El párrafo anterior forma parte de la carta abierta al muy probable candidato republicano a presidente de los Estados Unidos, Donald Trump, que le destinara el escritor y profesor uruguayo de literatura latinoamericana en la universidad norteamericana de Georgia, Jorge Majfud.

“Por siglos, mucho antes que sus abuelos llegaran de Alemania y tuviesen gran éxito en el negocio de los hoteles y los prostíbulos en Nueva York, y mucho antes que su madre llegara de Escocia, los mexicanos tenían aquí sus familias y ya habían dado nombre a todos los estados del Oeste, ríos, valles, montañas y ciudades. La arquitectura californiana y el cowboy texano, símbolo del auténtico norteamericano no son otra cosa que el resultado de la hibridez de la nueva cultura anglosajona con la largamente establecida cultura mexicana”.

“Cuando su madre llegó a este país en los años 30, medio millón de mexicoamericanos fueron expulsados de sus tierras. La mayoría de ellos eran ciudadanos estadounidenses pero habían tenido la mala suerte de que la frustración nacional por la Gran Depresión, que ellos no inventaron, los encontrase con talante de extranjeros. Esa gente había tenido cara de extranjeros y de violadores (como usted los califica) desde que Estados Unidos se apropió de la mitad del territorio mexicano a mediados del siglo XIX. Y como esa gente, que ya estaba ahí, no dejaba de hablar un idioma bárbaro (el español) y se negaban a cambiar el color de su piel, fueron perseguidos, expulsados o simplemente asesinados, acusados de ser bandidos, violadores y extranjeros invasores.

“El verdadero Zorro era moreno y no luchaba contra el despotismo mexicano (como lo puso Johnston McCulley para poder vender la historia a Hollywood) sino contra los anglosajones invasores que tomaron sus tierras. Era moreno y rebelde como Jesús, aunque en las sagradas pinturas usted vea siempre al Nazareno rubio, de ojos azules, y más bien sumiso. El poder hegemónico de la época que lo crucificó tenía obvias razones políticas para hacerlo. Y lo siguió crucificando cuando tres siglos más tarde los cristianos dejaron de ser inmigrantes ilegales perseguidos que se escondían en las catacumbas, y se convirtieron en perseguidores oficiales del poder de turno.” Los inmigrantes europeos, como sus padres y su esposa actual, dice Majfud a Trump, no aparentaban ser extranjeros, pero si su madre hubiese llegado cuarenta años antes, tal vez hubiese sido confundida con irlandeses, que sí tenían cara de invasores.

La creatividad de los hombres y mujeres de negocios de EE.UU. es admirable -sigue diciendo Jorge Majfud-, pero se exagera su importancia y se olvida que no fueron empresarios quienes promovieron la democracia en Latinoamérica, todo lo contrario. Han sido varias las empresas estadounidenses que han promovido golpes de Estado y que apoyaron a una larga lista de dictaduras.

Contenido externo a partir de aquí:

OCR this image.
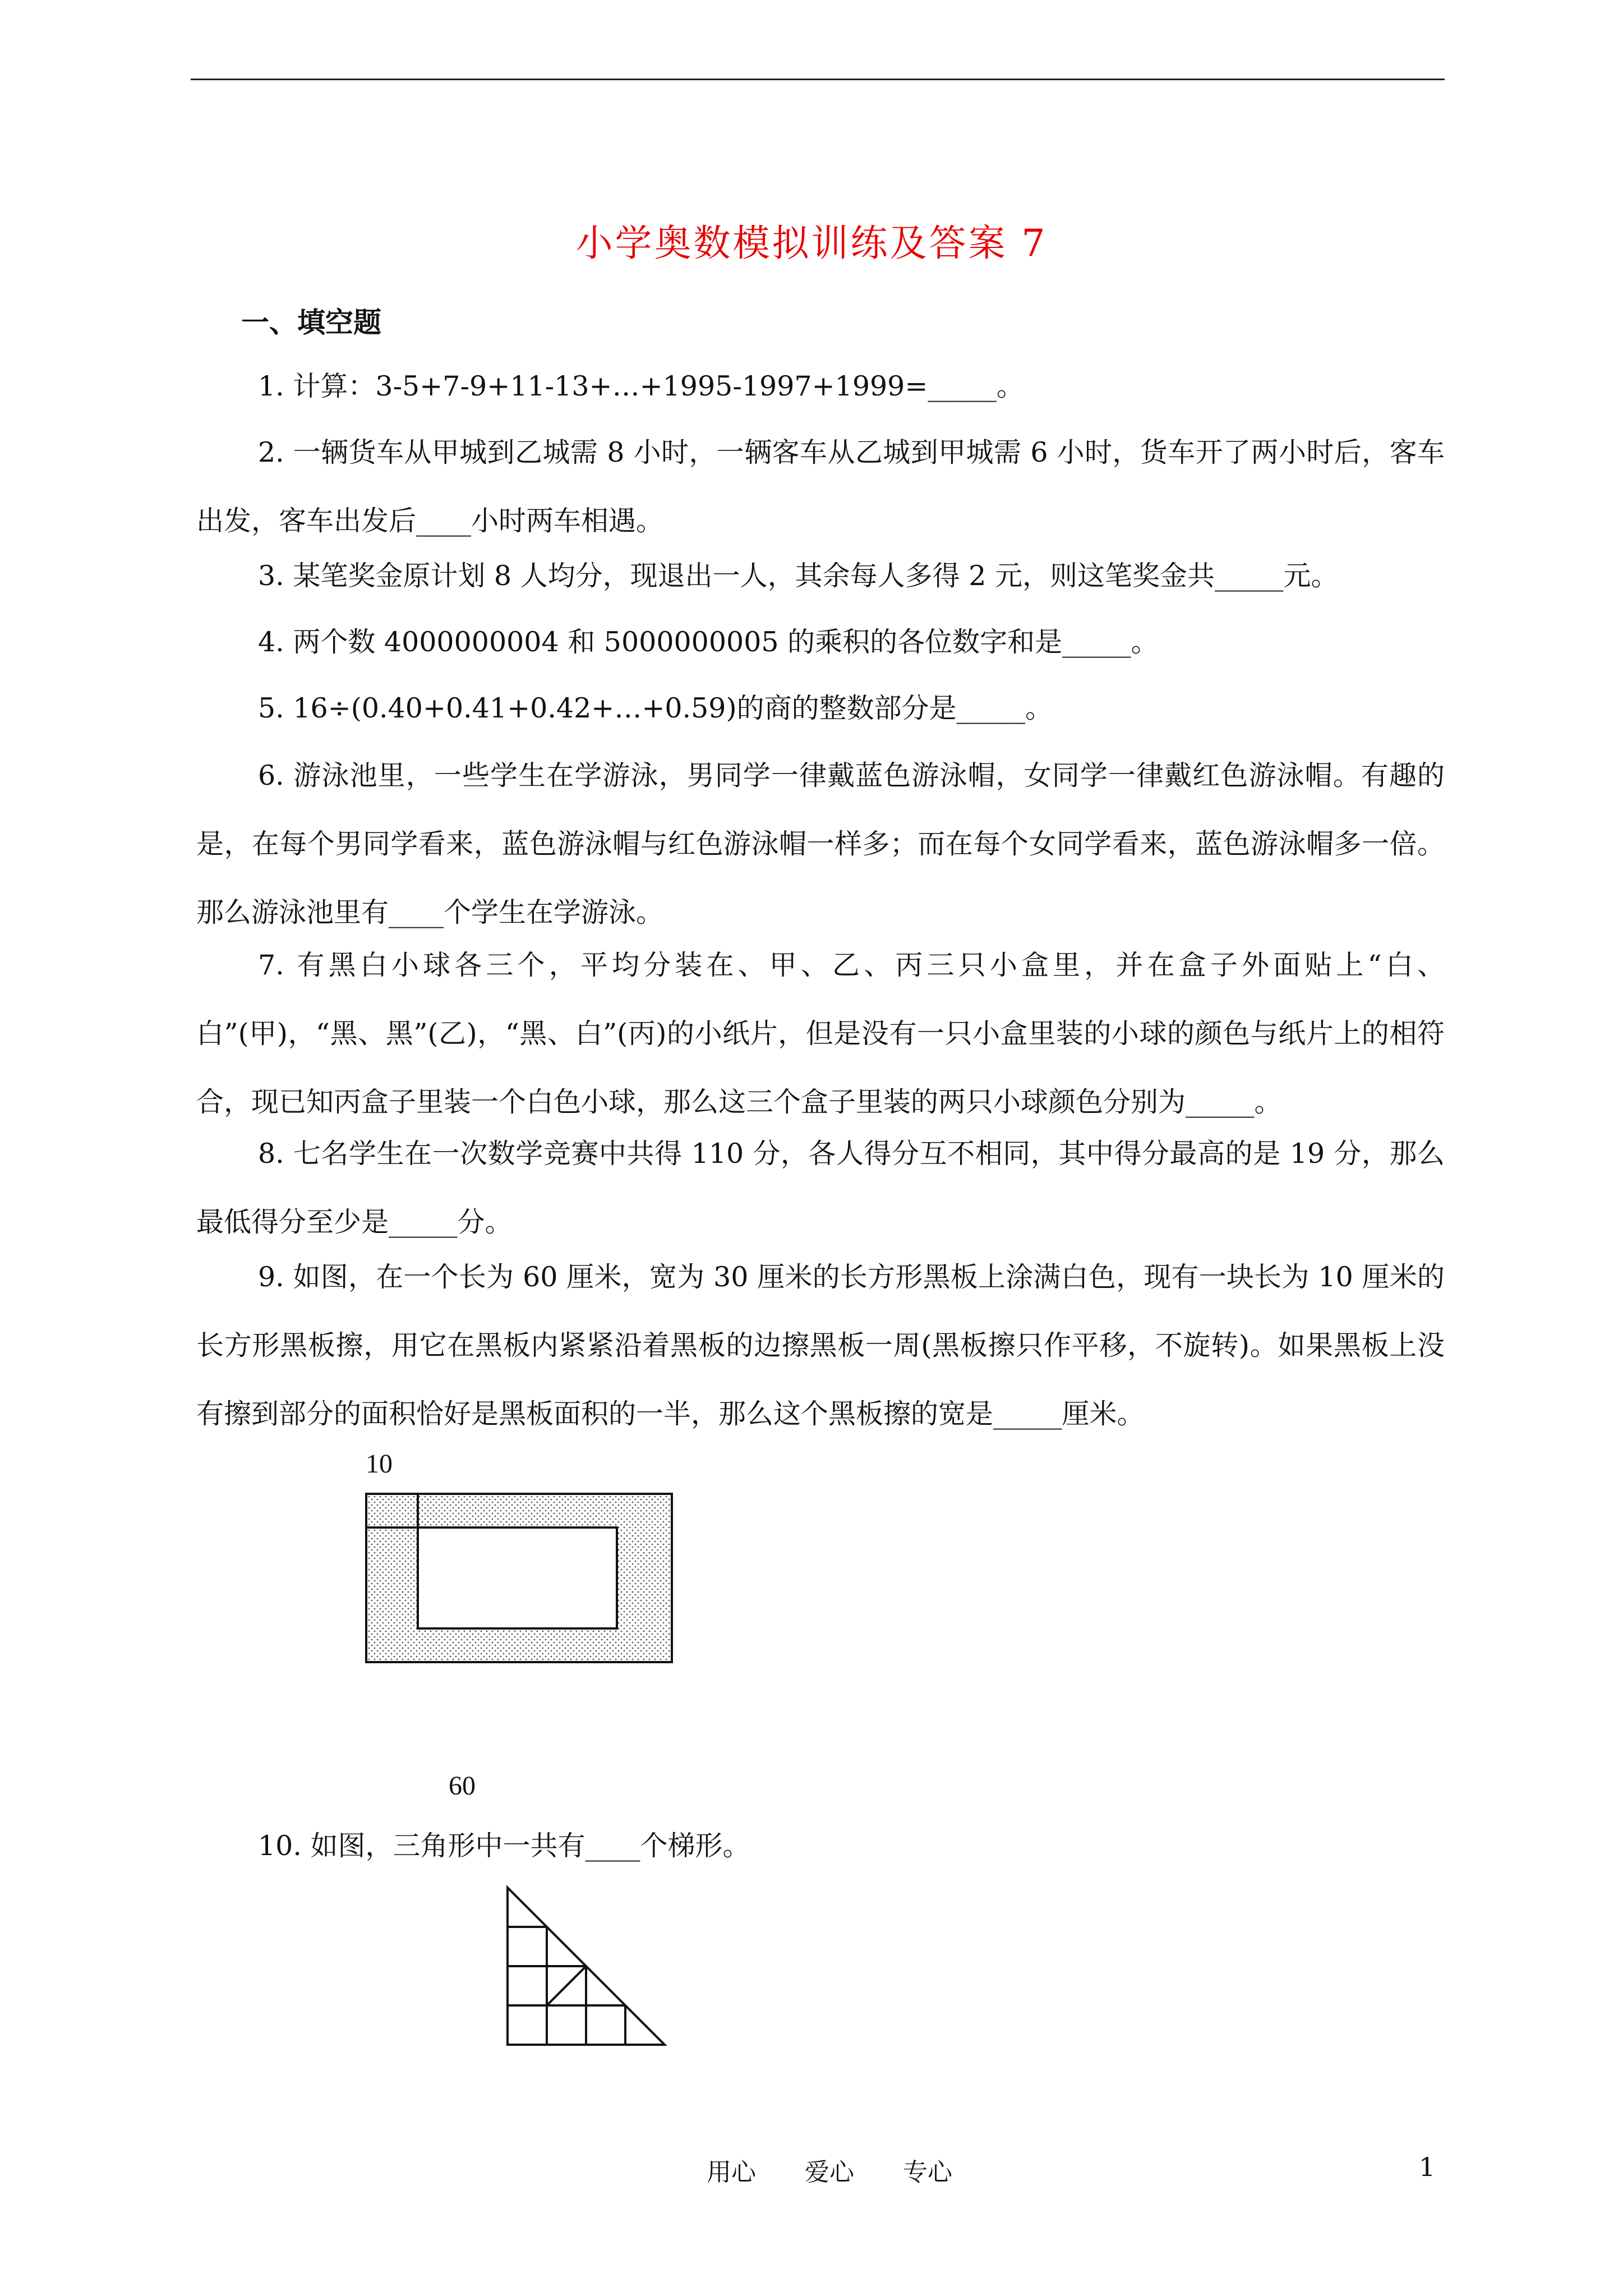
小学奥数模拟训练及答案 7
一、填空题

1. 计算：3-5+7-9+11-13+…+1995-1997+1999=_____。

2. 一辆货车从甲城到乙城需 8 小时，一辆客车从乙城到甲城需 6 小时，货车开了两小时后，客车出发，客车出发后____小时两车相遇。

3. 某笔奖金原计划 8 人均分，现退出一人，其余每人多得 2 元，则这笔奖金共_____元。

4. 两个数 4000000004 和 5000000005 的乘积的各位数字和是_____。

5. 16÷(0.40+0.41+0.42+…+0.59)的商的整数部分是_____。

6. 游泳池里，一些学生在学游泳，男同学一律戴蓝色游泳帽，女同学一律戴红色游泳帽。有趣的是，在每个男同学看来，蓝色游泳帽与红色游泳帽一样多；而在每个女同学看来，蓝色游泳帽多一倍。那么游泳池里有____个学生在学游泳。

7. 有黑白小球各三个，平均分装在、甲、乙、丙三只小盒里，并在盒子外面贴上“白、白”(甲)，“黑、黑”(乙)，“黑、白”(丙)的小纸片，但是没有一只小盒里装的小球的颜色与纸片上的相符合，现已知丙盒子里装一个白色小球，那么这三个盒子里装的两只小球颜色分别为_____。

8. 七名学生在一次数学竞赛中共得 110 分，各人得分互不相同，其中得分最高的是 19 分，那么最低得分至少是_____分。

9. 如图，在一个长为 60 厘米，宽为 30 厘米的长方形黑板上涂满白色，现有一块长为 10 厘米的长方形黑板擦，用它在黑板内紧紧沿着黑板的边擦黑板一周(黑板擦只作平移，不旋转)。如果黑板上没有擦到部分的面积恰好是黑板面积的一半，那么这个黑板擦的宽是_____厘米。

10
60

10. 如图，三角形中一共有____个梯形。

用心 爱心 专心	1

Fueron hombres de negocios quienes, como Henry Ford, hicieron interesantes aportes a la industria, pero no debe olvidarse que, como muchos otros empresarios de este país, Ford fue un antisemita declarado que colaboró con Hitler cuando se negaba refugio a los judíos perseguidos en Alemania, mientras consorcios como ALCOA y Texaco colaboraban con los regímenes fascistas.

Majfud recuerda a Trump que una parte de los conocimientos científicos básicos actuales, fueron fundados siglos atrás por esos “horribles y primitivos árabes” y que a ellos debemos los números que usamos, el álgebra, los algoritmos, y muchas otros ciencias y filosofías que hoy forman parte de la cultura de Occidente.

No fueron hombres de negocios los que lograron, con su acción de resistencia y lucha popular, el progreso de los derechos civiles que conoce hoy Estados Unidos. Fueron otros patriotas que, en su época, fueron demonizados como peligrosos, revoltosos y antiamericanos. “Señor Trump, un país no es una empresa. Usted ha convertido la política estadounidense (en la que nunca han abundado los intelectuales) en una perfecta campaña de marketing comercial donde su eslogan principal contra inmigrantes no ha sido muy feliz”, concluye Majfud.